What foolishness! What silliness! What foolhardiness is this?’ I had a film of
sweat forming on the brow as I pictured me and Angela in the gallows for the
murder of one Hildebrand ‘Tuppy’ Glossop. And Jeeves’s words was like a
lifesaver; but in my relief perhaps I took it up too strongly. I might even
have tutted once or twice.
Angela
looked at me silently, then cast her eyes downwards, and two bead of tears
began to emerge alarmingly in her eyes.
‘I
knew you’d take his side Bertie. You’d choose your pal before your own cousin.’

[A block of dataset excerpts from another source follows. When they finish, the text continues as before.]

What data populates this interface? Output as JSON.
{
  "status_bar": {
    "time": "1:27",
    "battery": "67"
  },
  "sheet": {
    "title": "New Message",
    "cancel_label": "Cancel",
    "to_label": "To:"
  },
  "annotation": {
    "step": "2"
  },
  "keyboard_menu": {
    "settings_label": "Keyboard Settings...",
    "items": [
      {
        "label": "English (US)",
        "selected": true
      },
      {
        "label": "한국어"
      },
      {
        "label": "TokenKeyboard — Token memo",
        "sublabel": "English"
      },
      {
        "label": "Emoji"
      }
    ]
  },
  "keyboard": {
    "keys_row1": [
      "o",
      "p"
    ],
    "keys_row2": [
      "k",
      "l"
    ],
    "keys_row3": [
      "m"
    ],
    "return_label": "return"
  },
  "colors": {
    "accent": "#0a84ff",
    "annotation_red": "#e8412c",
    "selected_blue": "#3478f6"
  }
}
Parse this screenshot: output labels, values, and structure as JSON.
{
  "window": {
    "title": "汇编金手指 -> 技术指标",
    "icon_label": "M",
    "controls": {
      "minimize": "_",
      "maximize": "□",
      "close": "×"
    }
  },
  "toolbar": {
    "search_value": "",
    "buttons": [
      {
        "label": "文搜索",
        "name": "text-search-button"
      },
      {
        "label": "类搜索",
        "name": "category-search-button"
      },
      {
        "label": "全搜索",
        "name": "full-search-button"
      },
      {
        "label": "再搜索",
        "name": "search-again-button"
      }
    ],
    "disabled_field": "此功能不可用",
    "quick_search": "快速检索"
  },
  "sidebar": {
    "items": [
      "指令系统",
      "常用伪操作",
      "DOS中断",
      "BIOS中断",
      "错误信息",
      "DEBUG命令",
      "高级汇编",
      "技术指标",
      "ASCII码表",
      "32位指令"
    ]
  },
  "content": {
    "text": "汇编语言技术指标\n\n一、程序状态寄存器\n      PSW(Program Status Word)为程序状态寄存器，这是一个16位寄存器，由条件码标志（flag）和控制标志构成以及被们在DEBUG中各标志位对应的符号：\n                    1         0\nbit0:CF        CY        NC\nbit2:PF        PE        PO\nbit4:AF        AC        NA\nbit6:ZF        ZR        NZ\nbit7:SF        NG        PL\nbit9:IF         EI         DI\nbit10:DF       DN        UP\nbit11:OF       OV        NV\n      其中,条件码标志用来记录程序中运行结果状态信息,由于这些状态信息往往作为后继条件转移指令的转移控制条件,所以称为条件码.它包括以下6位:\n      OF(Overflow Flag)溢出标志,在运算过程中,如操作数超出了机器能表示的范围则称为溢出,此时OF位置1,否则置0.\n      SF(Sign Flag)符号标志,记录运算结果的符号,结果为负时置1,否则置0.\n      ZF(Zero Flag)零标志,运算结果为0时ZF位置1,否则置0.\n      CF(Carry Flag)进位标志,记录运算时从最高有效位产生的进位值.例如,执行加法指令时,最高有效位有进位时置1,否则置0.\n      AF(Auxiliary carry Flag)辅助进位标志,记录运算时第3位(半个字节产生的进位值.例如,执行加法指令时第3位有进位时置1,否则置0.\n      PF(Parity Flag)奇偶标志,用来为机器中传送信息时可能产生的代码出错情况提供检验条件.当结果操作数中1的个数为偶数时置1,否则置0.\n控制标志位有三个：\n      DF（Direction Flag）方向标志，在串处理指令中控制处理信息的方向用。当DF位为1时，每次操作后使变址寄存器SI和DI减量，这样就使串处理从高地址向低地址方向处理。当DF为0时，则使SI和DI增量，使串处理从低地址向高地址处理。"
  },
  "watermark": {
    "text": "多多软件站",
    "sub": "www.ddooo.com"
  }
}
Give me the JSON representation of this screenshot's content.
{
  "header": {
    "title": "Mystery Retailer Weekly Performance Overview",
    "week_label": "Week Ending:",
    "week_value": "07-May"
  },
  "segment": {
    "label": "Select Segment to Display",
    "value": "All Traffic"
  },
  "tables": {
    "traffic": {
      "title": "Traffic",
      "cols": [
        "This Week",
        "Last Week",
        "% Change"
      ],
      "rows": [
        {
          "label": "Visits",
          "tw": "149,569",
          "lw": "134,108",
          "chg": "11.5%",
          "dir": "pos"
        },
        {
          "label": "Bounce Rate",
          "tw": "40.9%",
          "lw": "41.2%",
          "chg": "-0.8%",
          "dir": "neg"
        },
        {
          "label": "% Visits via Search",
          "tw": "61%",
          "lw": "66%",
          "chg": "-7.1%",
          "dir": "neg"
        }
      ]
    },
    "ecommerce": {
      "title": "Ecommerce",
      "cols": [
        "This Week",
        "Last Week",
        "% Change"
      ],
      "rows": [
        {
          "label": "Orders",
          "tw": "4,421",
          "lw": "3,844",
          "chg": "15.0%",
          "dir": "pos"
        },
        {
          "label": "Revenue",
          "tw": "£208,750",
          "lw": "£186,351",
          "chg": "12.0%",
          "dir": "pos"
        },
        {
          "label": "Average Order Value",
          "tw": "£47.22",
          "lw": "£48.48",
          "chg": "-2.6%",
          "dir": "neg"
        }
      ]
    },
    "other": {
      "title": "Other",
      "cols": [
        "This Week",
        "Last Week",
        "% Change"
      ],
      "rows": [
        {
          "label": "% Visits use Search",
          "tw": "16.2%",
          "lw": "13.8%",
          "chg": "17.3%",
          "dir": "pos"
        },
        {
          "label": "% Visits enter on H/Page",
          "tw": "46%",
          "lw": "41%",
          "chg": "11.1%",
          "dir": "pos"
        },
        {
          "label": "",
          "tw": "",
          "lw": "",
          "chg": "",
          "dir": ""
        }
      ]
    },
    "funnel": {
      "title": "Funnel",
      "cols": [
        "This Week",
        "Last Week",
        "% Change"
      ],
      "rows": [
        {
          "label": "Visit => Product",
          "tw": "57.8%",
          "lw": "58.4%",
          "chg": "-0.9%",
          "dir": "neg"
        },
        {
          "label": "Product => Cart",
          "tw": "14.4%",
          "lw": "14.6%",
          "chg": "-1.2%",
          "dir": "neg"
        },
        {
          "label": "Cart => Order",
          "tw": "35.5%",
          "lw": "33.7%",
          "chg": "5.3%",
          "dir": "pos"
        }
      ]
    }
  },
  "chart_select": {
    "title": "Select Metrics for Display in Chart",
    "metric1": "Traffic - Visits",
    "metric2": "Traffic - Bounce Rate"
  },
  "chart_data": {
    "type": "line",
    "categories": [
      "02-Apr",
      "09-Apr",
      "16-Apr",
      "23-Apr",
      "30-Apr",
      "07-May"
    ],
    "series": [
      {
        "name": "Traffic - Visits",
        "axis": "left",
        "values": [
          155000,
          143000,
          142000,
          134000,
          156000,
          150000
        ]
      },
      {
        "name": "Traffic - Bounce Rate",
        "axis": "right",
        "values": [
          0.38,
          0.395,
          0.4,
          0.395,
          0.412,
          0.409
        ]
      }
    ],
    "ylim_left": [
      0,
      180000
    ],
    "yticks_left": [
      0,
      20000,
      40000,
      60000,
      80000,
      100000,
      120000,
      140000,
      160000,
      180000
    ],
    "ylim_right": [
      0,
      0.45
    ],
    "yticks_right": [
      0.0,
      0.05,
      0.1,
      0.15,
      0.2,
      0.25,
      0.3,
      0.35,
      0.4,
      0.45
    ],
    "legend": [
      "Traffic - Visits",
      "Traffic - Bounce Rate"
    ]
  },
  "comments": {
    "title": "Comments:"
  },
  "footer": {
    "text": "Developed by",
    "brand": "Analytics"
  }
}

Her voice shook with emotions and it shook Bertrand too, to the core. Since we
were little tykes, playing among the woods and dales, I could never refuse
Angela anything once she unleashed the tear ducts. She didn’t do it often, but
that was the power of it – I knew when she did she was really injured, and then
I’m completely flustered.
‘Angela!
You don’t mean it! How could I put Tuppy ahead of you, my own flesh and blood?’
‘But
you won’t even help me now, when he has hurt me so deeply. You know how
tolerant I have been about Tuppy’s flirtations. How I have been patient and
lenient time and time again. You yourself have helped us get back together,
only for him to wound me yet again. Where is your chivalry Bertie? Why won’t
you stand up for me and punish this philanderer like he deserves?’ Her
accusations came in gushes through her soft sobs like bullets and her words
struck me in the heart.
I
have, with the help of Jeeves, brought Angela and Tuppy together after their
tiffs before. She is right in saying that I’m morally responsible for her new
grievance now. If only Jeeves’s plan wasn’t so damn successful last time! But
how could I, or even Jeeves, have known Tuppy, the damn idiot, would be so
damned idiotic?
By
now two streams of tears have made their way down Angela’s cherubic cheeks,
shining reminders of my culpability. Every man deserving the name of
‘gentleman’ who had seen her melancholic visage would have immediately drawn
their sword to avenge her honour.
‘Please,
Angela!’ I said as I handed her my handkerchief, ‘don’t cry.’
She
dabbed her eyes and looked at me through eyelashes bedewed with tears: ‘Well
Bertie? Will you help me?’
I
drained my glass, sighed and replied: ‘What exactly is your plan?’
Angela
broke into a smile and grabbed my hand. ‘Oh Bertie! I knew I could count on
you!’ She exclaimed.
While
happy to see her smile like the spring sunshine, somewhere in the cockles of my
heart I felt a lock click shut.
Just
then, Jeeves materialised, with the box of Debauve and Gallais chocolates. It
was certainly the psychological moment, but I fear it was too late for Bertram.